Dulu aku bukan merasa jengkel atau pun merasa risih padamu,
namun aku hanya tak ingin rasamu terlalu dalam padaku. Aku tau aku telah salah,
aku telah menolak perasaan ini. Aku telah membohongi perasaanku, tapi itu semua
aku lakukan agar tidak ada yang terluka. Aku tau salah aku yelah menyia nyiakan
orang sepertimu. Orang yang mengerti semua sikapku, kebiasaan burukku, dan
orang yang selalu mendengarkan keluh kesahku. Kamu selalu sabar menghadapi
semua sikapku yang tiba tiba berubah.
Aku bingung mengapa
perasaan ini tiba tiba bisa berubah, awalnya kita hanya sebatas teman sekelas.
Awalnya aku sedikit tidak suka padamu, bahkan benci karna sikapmu yang
menjengkelkan, emosional, dan aneh.
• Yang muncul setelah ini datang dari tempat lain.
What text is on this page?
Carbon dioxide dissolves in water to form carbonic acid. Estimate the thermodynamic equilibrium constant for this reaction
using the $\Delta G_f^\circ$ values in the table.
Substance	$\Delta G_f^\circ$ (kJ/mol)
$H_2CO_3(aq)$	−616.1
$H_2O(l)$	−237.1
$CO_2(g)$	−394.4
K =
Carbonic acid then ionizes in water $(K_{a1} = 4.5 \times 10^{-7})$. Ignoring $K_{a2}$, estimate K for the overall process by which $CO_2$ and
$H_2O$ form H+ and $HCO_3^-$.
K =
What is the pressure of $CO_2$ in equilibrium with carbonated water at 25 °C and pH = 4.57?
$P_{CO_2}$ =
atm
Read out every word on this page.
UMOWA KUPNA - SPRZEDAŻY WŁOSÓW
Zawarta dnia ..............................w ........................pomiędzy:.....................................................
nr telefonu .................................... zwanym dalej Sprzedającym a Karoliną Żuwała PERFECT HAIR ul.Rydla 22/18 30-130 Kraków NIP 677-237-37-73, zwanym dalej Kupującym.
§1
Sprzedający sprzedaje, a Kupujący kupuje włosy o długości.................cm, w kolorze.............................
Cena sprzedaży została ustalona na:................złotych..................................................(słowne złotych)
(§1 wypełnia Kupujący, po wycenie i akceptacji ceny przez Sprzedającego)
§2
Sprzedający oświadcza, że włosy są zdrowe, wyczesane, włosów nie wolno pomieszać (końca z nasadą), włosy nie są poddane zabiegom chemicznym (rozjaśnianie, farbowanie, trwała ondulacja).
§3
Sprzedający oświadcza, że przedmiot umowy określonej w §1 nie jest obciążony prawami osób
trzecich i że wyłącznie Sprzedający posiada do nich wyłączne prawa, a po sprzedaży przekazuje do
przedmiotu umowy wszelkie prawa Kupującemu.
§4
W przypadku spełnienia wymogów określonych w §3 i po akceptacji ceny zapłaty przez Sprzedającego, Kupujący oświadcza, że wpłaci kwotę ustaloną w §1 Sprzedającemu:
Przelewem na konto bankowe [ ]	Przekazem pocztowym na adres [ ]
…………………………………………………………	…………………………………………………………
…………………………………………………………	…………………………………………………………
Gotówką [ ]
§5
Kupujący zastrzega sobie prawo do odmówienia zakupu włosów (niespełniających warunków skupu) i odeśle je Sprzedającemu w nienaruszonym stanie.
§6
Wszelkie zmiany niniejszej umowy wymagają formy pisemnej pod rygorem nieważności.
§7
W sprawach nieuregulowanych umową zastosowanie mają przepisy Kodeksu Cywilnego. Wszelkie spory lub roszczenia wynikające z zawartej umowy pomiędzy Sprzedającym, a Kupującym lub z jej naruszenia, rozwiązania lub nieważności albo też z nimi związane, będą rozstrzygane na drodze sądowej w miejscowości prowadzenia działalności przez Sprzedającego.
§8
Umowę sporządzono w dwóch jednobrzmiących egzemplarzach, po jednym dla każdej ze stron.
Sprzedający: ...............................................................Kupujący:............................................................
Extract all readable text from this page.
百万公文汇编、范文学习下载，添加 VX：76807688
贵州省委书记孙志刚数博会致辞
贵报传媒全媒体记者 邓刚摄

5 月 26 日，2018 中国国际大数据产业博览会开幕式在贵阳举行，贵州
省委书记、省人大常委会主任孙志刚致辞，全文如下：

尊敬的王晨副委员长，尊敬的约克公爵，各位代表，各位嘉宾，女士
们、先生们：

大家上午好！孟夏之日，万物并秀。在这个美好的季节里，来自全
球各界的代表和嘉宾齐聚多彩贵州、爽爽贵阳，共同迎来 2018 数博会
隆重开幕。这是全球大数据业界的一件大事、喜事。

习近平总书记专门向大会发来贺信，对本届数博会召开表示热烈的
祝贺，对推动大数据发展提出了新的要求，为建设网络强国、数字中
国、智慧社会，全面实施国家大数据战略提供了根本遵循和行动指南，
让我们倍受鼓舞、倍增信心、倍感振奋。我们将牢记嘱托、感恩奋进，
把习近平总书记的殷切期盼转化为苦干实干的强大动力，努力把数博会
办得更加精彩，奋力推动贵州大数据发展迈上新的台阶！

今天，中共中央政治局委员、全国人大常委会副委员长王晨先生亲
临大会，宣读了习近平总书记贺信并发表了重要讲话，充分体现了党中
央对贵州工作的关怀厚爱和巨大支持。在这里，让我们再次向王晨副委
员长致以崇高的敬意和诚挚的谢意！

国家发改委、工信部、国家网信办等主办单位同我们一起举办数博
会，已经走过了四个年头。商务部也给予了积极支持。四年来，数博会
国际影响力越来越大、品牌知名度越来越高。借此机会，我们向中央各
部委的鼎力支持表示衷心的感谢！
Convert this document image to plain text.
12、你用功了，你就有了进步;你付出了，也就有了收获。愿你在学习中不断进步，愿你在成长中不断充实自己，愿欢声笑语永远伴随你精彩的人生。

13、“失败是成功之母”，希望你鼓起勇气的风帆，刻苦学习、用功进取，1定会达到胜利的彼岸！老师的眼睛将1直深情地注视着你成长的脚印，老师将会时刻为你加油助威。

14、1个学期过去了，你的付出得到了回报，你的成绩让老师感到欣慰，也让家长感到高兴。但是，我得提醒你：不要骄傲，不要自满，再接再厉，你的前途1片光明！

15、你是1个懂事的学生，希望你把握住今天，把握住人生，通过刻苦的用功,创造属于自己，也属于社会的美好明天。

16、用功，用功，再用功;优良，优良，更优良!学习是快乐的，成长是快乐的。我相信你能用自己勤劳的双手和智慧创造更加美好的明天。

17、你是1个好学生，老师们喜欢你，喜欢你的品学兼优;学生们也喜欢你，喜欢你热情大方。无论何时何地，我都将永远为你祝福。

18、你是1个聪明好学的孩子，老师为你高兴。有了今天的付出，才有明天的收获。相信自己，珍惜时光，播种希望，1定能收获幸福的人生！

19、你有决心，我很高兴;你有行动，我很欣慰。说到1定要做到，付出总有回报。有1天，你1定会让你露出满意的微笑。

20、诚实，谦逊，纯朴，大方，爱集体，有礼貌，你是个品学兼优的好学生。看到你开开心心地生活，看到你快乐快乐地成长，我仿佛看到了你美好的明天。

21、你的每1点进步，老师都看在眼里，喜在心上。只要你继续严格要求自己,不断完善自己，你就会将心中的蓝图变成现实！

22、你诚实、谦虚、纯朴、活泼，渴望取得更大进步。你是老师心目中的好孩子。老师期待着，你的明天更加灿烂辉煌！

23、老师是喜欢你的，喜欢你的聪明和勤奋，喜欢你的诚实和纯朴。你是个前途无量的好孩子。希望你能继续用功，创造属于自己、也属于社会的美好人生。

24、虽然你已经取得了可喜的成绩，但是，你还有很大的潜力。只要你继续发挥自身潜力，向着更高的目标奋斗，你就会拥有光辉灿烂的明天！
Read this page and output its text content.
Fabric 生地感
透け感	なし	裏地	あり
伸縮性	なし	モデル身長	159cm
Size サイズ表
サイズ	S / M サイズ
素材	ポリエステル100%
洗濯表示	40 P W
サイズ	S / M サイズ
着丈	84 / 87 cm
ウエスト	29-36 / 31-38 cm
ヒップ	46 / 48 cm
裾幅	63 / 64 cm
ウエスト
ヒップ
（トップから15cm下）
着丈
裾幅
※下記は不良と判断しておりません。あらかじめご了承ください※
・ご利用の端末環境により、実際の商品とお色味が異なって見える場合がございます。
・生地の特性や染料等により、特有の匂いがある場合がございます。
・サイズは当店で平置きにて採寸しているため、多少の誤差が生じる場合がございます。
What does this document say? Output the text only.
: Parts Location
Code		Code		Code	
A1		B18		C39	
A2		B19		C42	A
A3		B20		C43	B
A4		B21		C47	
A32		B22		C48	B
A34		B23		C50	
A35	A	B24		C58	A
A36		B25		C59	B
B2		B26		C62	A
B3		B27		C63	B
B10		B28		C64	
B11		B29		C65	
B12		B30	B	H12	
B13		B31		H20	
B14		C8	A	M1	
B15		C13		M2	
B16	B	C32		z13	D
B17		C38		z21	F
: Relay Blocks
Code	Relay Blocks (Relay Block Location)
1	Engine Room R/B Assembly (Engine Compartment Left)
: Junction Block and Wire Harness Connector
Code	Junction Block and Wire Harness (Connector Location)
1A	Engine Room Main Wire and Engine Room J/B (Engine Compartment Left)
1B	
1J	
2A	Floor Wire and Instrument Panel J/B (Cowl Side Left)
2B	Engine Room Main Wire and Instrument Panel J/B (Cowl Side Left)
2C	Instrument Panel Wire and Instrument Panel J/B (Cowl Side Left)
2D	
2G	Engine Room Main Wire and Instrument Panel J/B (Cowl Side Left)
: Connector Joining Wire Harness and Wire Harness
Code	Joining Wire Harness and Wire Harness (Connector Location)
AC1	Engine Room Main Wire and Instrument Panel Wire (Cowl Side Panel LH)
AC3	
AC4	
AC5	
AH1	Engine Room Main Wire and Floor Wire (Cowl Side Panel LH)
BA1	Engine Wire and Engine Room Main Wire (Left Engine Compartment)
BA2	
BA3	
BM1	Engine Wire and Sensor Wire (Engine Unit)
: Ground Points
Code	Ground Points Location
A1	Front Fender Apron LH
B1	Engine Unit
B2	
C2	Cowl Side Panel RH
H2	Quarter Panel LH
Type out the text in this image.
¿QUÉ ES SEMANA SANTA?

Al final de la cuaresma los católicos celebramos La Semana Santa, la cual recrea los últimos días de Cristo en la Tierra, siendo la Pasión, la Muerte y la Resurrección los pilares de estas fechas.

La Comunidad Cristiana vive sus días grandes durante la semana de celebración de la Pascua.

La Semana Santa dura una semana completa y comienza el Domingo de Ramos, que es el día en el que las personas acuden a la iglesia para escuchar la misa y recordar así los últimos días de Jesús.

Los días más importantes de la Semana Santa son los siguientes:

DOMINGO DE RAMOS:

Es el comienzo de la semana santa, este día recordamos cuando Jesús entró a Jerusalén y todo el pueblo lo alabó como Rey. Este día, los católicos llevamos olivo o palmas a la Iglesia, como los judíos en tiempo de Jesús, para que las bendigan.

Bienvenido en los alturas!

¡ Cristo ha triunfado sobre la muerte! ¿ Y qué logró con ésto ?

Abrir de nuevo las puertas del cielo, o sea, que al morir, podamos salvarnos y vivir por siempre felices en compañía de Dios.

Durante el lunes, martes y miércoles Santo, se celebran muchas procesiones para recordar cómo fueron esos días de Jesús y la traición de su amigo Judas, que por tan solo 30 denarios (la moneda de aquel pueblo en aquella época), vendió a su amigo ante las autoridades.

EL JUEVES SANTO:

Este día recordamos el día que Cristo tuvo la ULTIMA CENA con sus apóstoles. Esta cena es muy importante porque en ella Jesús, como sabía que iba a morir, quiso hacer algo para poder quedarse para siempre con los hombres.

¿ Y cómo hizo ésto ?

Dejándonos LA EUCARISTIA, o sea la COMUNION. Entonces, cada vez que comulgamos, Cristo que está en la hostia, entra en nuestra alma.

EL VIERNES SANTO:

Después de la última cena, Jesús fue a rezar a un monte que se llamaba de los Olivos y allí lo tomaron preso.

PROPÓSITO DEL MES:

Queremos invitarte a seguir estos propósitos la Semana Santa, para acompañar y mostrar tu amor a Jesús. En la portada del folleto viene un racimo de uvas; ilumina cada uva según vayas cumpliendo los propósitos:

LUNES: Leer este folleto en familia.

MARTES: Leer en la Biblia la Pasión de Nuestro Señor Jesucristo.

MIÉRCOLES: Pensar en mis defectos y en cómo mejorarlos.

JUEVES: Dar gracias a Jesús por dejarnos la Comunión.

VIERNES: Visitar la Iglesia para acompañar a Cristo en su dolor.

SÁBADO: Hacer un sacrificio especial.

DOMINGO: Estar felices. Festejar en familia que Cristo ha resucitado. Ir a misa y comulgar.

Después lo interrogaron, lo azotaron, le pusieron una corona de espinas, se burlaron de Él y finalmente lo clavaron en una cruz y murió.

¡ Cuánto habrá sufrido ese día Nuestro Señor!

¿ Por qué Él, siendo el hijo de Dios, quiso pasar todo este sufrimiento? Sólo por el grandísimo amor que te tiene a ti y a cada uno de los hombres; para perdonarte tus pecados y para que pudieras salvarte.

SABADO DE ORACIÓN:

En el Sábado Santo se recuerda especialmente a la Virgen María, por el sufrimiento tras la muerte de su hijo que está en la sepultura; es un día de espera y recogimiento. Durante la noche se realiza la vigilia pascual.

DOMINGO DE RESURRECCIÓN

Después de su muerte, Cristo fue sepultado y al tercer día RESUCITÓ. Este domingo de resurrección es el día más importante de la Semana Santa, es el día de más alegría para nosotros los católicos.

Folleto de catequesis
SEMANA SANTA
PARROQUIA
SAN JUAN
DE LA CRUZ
Tapi lama lama kita bisa jadi deket, rasa
nyaman tiba tiba muncul, dan rasa saling percaya pun datang. Awalnya mungkin
aku ragu namun kamu telah megubah keraguan itu. Aku nyaman ketika aku cerita
tentang semua masalahku padamu, aku nyaman ketika kamu ada disisiku. Aku pun
merasa disaat yang lain menjauh kamu selalu ada. Tapi semua itu seketika
berubah menjadi rasa benci, rasa dendam yang teramat dalam, dan rasa bersalah.
Aku merasa belum siap atas semua perubahan sikapmu. Atas
semua rasa pedulimu terhadapku, aku merasa belum siap ketika ada seseorang yang
datang dan memberi perhatian lebih padaku. Aku merasa aku bukan orang pantas
untukmu. Ketika kamu datang memberi perhatian padaku aku malah acuh tak acuh,
aku malah pergi dan menjauh. Aku baru sadar sekarang bahwa kamu adalah orang
yang begitu berarti untuk-ku. Kamu orang yang selama sabar atas sikapku. Aku
baru sadar sekarang ketika kamu pergi dan tidak perduli.
Penyesalan ini datang tiba tiba, aku bingung harus apa saat
ini. Aku tak tahu aku harus apa sekarang. Aku hanya ingin minta maaf padanya,
tapi aku tau diri mana mau orang sepertinya memafkanku.
Hanya kata maaf yang dapat aku katakana padamu. Mungkin kamu
sudah muak padaku, bahkan sudah terlanjur membanciku. Tapi aku sadar bahwa aku
salah.
Tapi mau dikata apa lagi, meskipun akhirnya tidak begini
sampai kapan pun kita memang tidak pernah bersama. Karna kita hanya di takdirkan
untuk bertemu bukan bersatu. Kamu memang ditakdirkan bersama wanita yang benar
benar mencintaimu, bukan wanita yang datang dan pergi semaunya.